Daten Empfangen im Netzwerk



  • Hallo zusammen,
    ich habe folgendes Problem:
    Ich habe einen Java-Server und C-Clients. Der Server schickt den Clients nun einen Datenstring. Da dieser jedoch immer unterschiedlich gross ist habe ich keine Ahnung wie viel Speicher ich beim Client benötige.
    Gibt es eine möglichkeit den Speicher dynamisch zu allozieren, sprich genau so viel wie benötigt wird?

    Danke



  • Ja, gibt es - nennt sich malloc() (natürlich solltest du vorher herausgefunden haben, wieviele Daten denn nun kommen werden).



  • mach' doch den speicher einfach so gross wie die mögliche maximallänge der strings.
    oder kann der string richtig gross sein (einige megabytes)?



  • Und was wäre die möglichkeit das vorher herauszufinden?
    Ich lese ja die Daten direkt sobald ich die Verbindung geöffnet habe, kann ich da wärend des lesens noch was drehen?



  • Du gibst typsicherweise beim Lesen an, wieviel Platz du hast (was darüber hinausgeht, sollte im Zwischenpuffer warten, bis du weiterliest).
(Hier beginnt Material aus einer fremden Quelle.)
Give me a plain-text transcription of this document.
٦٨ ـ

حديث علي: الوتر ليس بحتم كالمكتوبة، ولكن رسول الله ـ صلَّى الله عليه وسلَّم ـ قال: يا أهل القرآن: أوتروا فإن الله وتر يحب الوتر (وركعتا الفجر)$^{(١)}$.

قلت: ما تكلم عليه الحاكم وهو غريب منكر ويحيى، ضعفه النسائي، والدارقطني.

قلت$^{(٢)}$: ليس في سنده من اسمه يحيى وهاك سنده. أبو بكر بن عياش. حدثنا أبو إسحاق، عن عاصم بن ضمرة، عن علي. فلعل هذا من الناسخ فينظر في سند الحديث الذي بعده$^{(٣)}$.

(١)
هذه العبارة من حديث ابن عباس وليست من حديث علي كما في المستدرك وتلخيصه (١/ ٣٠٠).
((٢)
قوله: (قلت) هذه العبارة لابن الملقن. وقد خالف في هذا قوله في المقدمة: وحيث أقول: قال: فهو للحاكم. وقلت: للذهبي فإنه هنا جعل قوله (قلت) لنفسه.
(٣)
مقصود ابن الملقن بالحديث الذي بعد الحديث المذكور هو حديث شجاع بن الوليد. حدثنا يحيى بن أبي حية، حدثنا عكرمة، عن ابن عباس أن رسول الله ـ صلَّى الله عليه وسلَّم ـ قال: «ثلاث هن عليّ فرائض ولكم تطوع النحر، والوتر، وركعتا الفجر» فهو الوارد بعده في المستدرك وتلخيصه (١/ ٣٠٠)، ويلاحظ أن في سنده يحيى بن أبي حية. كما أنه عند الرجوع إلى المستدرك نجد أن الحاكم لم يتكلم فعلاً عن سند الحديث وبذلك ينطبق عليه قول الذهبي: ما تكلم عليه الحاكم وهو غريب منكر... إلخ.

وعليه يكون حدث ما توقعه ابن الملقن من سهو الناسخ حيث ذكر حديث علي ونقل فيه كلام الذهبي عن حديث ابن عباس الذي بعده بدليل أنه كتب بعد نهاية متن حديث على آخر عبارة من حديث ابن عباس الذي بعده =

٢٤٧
Also entweder liest du stückchenweise, bis du eine EOT-Antwort bekommst oder du überträgst als erstes die Länge der ankommenden Nachricht (in einer konstanten Größe):

    //Pseudocode:
    //a:
    char data[100];
    while(recv(s,data,100)!=-1)
    {
      //verarbeite Block
    }
    
    //b:
    int data_len,char* data;
    recv(s,data_len,sizeof(int));
    data=malloc(data_len);
    recv(s,data,data_len);
    


  • realloc()



  • CStoll schrieb:

    recv(s,data_len,sizeof(int));
    

    Java VMs benutzen 'big endian' und ein 'int' besteht dort aus 4 bytes.
    🙂



  • Wie gesagt - Pseudocode. Du mußt natürlich selber dafür sorgen, daß du die Daten richtig erkennst 😉



  • vista schrieb:

    CStoll schrieb:

    recv(s,data_len,sizeof(int));
    

    Java VMs benutzen 'big endian' und ein 'int' besteht dort aus 4 bytes.
    🙂

    Na ich hoffe doch, dass in Java die Größe des Ints auch vom darunterliegenden Betriebssystem abhängt (so wie in C). D.h. 16Bit-System = 2 Byte, 32Bit-System = 4 Byte, 64Bit-System = 8 Byte, ...



  • AJ schrieb:

    vista schrieb:

    CStoll schrieb:

    recv(s,data_len,sizeof(int));
    

    Java VMs benutzen 'big endian' und ein 'int' besteht dort aus 4 bytes.
    🙂

    Na ich hoffe doch, dass in Java die Größe des Ints auch vom darunterliegenden Betriebssystem abhängt (so wie in C). D.h. 16Bit-System = 2 Byte, 32Bit-System = 4 Byte, 64Bit-System = 8 Byte, ...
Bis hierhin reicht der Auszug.